We use special puppy vaccinations which allow your new family member to be fully vaccinated – and fully protected – at an earlier age. For adult dogs, we offer and recommend special, long lasting parvo vaccinations, with a program tailored to offer best protection with least stress to your dog. We tailor your cat’s vaccination protocol to his lifestyle – basic flu vaccinations for indoors cats, with feline AIDS vaccinations for those cats venturing outside.
Here are our top reasons for vaccinating your pet:
1. Vaccinations protect against preventable diseases
2. Vaccinations are substantially less expensive than the cost of vet treatment for the diseases they protect against
3. Vaccinations protect your pet from transmissible diseases in boarding facilities, at parks and even when they visit the vet. If your pet has to be hospitalised for any illness, their immune system may already be compromised so you want to make sure they are protected
Your pet’s health, lifestyle and exactly where you live may affect which vaccinations are necessary, so our expert vets will work with you to develop a simple and effective vaccination program for your pet.
Vaccinating your Dog
A puppy’s first vaccinations are at 6-8 weeks, then 8-10 weeks, 10-12 weeks, and annually after that. Only one week after the final puppy vaccination should your puppy be allowed to go outside and socialise with other dogs.
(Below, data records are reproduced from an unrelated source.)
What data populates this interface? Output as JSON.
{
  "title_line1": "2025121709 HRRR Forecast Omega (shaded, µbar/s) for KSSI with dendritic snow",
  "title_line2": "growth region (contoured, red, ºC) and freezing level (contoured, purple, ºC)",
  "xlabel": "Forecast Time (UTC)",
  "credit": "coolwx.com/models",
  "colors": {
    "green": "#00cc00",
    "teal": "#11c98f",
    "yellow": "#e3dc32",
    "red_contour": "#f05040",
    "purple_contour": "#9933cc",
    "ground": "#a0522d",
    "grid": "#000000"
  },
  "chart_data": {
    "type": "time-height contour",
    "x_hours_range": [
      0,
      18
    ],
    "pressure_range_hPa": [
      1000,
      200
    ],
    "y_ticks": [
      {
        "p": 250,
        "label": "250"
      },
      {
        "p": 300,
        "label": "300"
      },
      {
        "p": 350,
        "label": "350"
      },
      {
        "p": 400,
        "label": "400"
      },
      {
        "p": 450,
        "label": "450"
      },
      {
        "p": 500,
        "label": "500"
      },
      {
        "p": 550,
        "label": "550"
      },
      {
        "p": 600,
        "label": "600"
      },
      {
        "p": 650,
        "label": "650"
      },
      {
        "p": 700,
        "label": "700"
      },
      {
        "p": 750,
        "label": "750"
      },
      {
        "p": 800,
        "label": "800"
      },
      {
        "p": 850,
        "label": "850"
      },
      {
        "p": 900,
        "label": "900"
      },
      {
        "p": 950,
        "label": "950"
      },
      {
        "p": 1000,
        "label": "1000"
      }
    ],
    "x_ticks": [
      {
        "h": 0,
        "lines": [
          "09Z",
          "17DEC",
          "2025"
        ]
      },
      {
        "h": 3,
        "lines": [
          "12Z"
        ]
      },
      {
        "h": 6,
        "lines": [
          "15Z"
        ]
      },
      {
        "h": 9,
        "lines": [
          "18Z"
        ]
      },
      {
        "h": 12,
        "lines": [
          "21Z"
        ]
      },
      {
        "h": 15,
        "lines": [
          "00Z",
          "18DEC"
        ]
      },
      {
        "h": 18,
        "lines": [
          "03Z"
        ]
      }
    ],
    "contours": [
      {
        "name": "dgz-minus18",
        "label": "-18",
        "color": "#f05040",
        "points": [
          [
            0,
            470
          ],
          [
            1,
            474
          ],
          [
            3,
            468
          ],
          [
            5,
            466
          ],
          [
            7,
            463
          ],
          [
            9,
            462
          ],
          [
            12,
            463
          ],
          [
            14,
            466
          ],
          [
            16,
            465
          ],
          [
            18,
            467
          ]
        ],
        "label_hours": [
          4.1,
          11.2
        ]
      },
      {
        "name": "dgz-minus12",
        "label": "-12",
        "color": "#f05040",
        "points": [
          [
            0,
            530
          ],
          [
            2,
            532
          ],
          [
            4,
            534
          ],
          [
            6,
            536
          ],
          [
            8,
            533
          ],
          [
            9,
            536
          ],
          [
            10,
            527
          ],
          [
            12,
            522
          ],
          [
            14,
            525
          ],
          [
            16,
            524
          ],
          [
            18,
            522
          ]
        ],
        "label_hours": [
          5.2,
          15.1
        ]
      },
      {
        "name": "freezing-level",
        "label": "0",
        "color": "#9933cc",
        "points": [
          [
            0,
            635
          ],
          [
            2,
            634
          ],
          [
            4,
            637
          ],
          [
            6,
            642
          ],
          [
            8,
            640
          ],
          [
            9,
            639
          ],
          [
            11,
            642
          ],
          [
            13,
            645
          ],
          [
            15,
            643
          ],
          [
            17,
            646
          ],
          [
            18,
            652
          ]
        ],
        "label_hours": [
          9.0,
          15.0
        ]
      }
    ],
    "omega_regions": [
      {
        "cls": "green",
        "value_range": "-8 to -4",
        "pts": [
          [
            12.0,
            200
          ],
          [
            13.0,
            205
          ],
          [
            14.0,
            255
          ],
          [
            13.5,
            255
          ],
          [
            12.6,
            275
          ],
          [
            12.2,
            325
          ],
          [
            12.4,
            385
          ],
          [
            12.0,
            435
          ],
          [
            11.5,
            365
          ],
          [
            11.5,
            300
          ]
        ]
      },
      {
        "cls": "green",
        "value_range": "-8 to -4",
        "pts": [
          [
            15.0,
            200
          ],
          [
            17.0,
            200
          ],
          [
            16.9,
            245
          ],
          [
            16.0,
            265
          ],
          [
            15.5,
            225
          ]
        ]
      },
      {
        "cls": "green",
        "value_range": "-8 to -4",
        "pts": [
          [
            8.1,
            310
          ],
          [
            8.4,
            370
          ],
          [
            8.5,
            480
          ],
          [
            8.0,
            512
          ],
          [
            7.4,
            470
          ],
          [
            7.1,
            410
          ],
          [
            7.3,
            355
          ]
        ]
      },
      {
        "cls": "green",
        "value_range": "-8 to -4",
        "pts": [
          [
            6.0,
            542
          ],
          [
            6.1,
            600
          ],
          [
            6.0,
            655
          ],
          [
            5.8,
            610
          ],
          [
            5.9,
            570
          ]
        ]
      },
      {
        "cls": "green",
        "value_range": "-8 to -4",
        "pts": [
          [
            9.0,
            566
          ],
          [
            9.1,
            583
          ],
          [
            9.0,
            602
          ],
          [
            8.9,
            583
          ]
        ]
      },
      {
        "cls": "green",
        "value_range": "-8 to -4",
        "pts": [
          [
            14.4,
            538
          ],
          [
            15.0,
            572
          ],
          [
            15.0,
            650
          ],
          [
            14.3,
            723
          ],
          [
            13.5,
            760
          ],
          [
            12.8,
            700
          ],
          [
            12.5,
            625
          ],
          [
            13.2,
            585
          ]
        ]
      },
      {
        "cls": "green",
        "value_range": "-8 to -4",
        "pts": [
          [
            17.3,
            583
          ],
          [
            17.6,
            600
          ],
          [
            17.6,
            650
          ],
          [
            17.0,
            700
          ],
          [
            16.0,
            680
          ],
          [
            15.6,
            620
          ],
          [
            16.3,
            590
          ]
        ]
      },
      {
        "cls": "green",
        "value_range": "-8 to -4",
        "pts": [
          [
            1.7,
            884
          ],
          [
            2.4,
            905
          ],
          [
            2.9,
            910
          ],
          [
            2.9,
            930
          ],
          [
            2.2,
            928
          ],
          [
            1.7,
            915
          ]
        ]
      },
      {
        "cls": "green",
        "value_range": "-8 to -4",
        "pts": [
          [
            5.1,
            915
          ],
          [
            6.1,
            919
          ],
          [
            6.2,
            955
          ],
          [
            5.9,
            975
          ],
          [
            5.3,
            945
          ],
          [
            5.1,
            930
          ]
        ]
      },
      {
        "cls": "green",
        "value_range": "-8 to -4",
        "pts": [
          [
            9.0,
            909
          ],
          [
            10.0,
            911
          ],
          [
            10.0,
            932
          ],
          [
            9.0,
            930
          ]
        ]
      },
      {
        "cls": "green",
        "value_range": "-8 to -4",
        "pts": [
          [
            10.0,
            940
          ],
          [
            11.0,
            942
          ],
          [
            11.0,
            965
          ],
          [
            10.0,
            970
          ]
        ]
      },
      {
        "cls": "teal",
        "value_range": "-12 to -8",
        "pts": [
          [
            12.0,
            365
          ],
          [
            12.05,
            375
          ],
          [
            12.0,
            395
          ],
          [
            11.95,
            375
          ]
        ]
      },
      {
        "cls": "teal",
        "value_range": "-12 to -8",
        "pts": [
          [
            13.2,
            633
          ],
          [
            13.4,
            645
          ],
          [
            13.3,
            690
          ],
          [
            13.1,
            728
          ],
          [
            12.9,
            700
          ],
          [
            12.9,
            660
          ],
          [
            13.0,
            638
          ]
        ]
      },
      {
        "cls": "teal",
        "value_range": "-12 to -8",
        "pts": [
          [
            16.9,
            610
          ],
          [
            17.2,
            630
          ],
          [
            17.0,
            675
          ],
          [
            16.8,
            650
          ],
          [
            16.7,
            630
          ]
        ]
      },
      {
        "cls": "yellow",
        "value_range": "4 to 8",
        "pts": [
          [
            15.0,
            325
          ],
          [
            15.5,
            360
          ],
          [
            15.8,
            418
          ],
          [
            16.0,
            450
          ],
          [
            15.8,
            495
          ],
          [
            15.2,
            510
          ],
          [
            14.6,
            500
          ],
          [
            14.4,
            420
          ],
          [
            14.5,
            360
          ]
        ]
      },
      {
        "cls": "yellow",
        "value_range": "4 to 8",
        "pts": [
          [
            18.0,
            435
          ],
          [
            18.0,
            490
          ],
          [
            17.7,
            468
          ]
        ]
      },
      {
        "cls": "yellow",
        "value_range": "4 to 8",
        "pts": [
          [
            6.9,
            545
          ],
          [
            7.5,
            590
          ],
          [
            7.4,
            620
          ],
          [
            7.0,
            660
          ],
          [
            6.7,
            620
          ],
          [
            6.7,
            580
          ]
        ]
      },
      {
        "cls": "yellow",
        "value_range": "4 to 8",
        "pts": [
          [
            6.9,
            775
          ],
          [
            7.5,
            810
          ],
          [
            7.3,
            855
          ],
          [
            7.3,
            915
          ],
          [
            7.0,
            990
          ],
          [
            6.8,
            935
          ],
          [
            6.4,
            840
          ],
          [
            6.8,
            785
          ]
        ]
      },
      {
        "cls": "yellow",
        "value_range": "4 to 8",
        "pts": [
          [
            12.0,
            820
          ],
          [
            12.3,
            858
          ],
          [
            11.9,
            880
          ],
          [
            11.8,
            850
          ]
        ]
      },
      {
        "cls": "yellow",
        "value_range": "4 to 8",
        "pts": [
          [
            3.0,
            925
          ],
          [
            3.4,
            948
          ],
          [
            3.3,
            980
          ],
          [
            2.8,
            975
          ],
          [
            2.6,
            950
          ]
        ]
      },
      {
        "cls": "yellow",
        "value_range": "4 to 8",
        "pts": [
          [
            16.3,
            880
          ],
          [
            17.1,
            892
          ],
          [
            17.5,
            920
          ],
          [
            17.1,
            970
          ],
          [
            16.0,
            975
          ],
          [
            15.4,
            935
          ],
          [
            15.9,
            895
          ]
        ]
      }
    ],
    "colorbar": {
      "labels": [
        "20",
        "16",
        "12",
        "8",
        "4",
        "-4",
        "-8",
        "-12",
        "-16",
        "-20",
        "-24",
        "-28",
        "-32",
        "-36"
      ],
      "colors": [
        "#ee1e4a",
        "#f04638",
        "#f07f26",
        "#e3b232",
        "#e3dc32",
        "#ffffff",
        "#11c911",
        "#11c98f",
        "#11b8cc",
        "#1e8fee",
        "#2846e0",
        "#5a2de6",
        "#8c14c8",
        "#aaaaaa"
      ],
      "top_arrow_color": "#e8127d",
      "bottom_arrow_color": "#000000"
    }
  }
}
Canine vaccinations recommended for dogs in this part of Queensland cover five diseases:
- Parvovirus: causes potentially fatal diarrhoea, especially in pups and dogs under 2 years
- Distemper: coughing, diarrhoea and sometimes twitching, seizures, loss of balance and blindness
- Hepatitis: vomiting, diarrhoea, abdominal pain and possibly liver failure
- Canine Cough: also known as Kennel Cough, but NOT only a risk if your dog is boarding
- Parainfluenza: a viral disease causing a nasty cough
- Bordatella bronchiseptica: bacteria causing a harsh, dry cough and lethargy
At VPVH we use the latest long-lasting vaccines for Parvo/Distemper/Hepatitis which are administered every third year in adult dogs. Adult dogs still receive a vaccine against Canine Cough (Parainfluenza and Bordetella) at their annual check-up.
Vaccinating your Cat
A kitten’s first vaccinations are at 8 weeks, then 12-14 weeks, 16-18 weeks, and annually after that. Only one week after the final kitten vaccination should your kitten be allowed to go outside and socialise with other cats.
The main feline vaccinations recommended for indoor cats are:
- Enteritis (Feline Panleukopenia) can be very severe especially in unvaccinated kittens less than 12 months of age. It causes fever, vomiting, diarrhoea, liver failure and sudden death
- Feline Calicivirus is part of the cat flu
- Feline Rhinotracheitis (Feline Herpes Virus) is another part of cat flu and can lead to permanent nasal and sinus infection
In addition, for indoor/outdoor cats:
- Feline Immunodeficiency Virus (FIV or Feline AIDS) must be vaccinated against if your cat EVER goes outside. It is a potentially fatal disease spread between cats via bites, for which there is no treatment or cure.